In April 2011, Deasy became Los Angeles’s superintendent by a unanimous vote of the school board with one member, Zimmer, abstaining because there was no nationwide search. Deasy led three school districts before Los Angeles Unified: Prince George’s County Maryland public schools from 2006 to 2008, Santa Monica-Malibu Unified school district in California from 2001 to 2006, and Coventry public schools in Rhode Island from 1996 to 2001.

But despite that background and the support he initially won, he ultimately ran into the same obstacles that face other leaders of large urban districts who want to create major change, says former New York City schools chancellor Joel Klein. “[If] you think the status quo is just hunky-dory,” says Klein, “you can sit back and do the same old, same old because it makes it easier or congenial. You’ll be less controversial, but also less effective. If you’re not willing to do things that are controversial, then in my view you’re not going to change things for kids, and if you’re not going to change things for kids, then why be a superintendent?”

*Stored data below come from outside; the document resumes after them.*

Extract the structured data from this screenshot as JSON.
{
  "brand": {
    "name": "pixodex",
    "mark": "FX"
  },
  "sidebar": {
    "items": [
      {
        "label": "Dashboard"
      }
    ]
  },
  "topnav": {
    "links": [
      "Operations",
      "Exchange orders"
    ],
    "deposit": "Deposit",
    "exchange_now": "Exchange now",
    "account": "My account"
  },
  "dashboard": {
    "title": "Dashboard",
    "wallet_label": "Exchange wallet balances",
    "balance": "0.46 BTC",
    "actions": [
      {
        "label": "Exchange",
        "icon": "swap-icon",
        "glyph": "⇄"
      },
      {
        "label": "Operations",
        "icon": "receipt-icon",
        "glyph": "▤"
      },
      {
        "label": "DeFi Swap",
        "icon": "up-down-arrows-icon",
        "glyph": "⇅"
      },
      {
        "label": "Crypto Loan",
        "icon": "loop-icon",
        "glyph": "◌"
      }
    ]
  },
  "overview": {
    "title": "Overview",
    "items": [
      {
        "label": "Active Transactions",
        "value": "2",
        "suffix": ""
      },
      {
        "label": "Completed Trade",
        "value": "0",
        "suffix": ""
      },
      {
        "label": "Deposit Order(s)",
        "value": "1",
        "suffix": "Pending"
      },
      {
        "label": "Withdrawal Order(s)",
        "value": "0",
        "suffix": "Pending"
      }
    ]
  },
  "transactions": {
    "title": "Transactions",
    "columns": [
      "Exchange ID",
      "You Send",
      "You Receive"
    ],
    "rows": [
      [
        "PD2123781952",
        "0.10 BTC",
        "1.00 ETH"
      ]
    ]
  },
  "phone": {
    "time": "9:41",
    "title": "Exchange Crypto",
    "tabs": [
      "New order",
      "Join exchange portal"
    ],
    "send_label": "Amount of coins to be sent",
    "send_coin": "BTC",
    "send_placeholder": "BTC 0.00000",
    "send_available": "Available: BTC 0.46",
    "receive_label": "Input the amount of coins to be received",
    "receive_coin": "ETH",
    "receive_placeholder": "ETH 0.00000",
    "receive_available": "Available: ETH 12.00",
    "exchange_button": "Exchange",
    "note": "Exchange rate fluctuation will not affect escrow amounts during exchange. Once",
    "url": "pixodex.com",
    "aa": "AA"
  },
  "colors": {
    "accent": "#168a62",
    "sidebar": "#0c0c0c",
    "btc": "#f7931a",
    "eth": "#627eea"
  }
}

Klein cites test scores as a measure of that change. Since 2011, Los Angeles Unified fourth graders saw the second-highest gain in reading—four points—of 21 urban districts where students took the National Assessment of Educational Progress test. White and African American fourth graders scored higher gains in reading than in any other urban district. Los Angeles also attained the highest gains—15 points—in reading scores for eighth graders compared with other districts over the past 10 years. For Hispanic, Asian, and low-income eighth graders, L.A. surpassed the gains of all other urban districts in reading. Over that same period, math scores for eighth graders in Los Angeles Unified increased by 13 points, which was higher than the national average.

“Los Angeles has had remarkable improvement,” Klein says. “You would think the board would be exhilarated by that. Isn’t this what it’s supposed to be about? You would think that people would be saying, whatever else, John Deasy is doing a world-class job for our kids. But I’m sure that what people are focusing on are political issues and on adult issues.”

Menefee-Libey says Deasy’s style was typical of so-called reformers who sound alarm bells over the state of public education and claim the emergency demands radical change.

“Deasy came in saying, ‘This district is in crisis and I’m going to turn it around,’” says Menefee-Libey. “That’s not how large organizations like this work. These are large complex organizations that don’t change fast. These people who want to bring radical change end up destabilizing districts, which makes bringing change even harder to do.”

“Large urban school districts are hard to run,” Menefee-Libey says. “This is rocket science. It’s too much for one person to run if he wants to be some kind of radical change agent. He has to be willing to collaborate with people with whom he may disagree. This is a diverse district and to govern it inclusively is a hard thing to do.”

Hess says it’s unlikely that any activist superintendent would have fared differently. “The idea that good leadership is a superintendent and school board playing patty-cake is a pipe dream,” says Hess. “If they’re not fighting over anything it’s probably because nothing important is happening. We shouldn’t rush to imagine that all tension and argument is necessarily a bad reflection on the political process.”


This story was produced in collaboration with The Hechinger Report, a nonprofit, nonpartisan education-news outlet affiliated with Teachers College, Columbia University.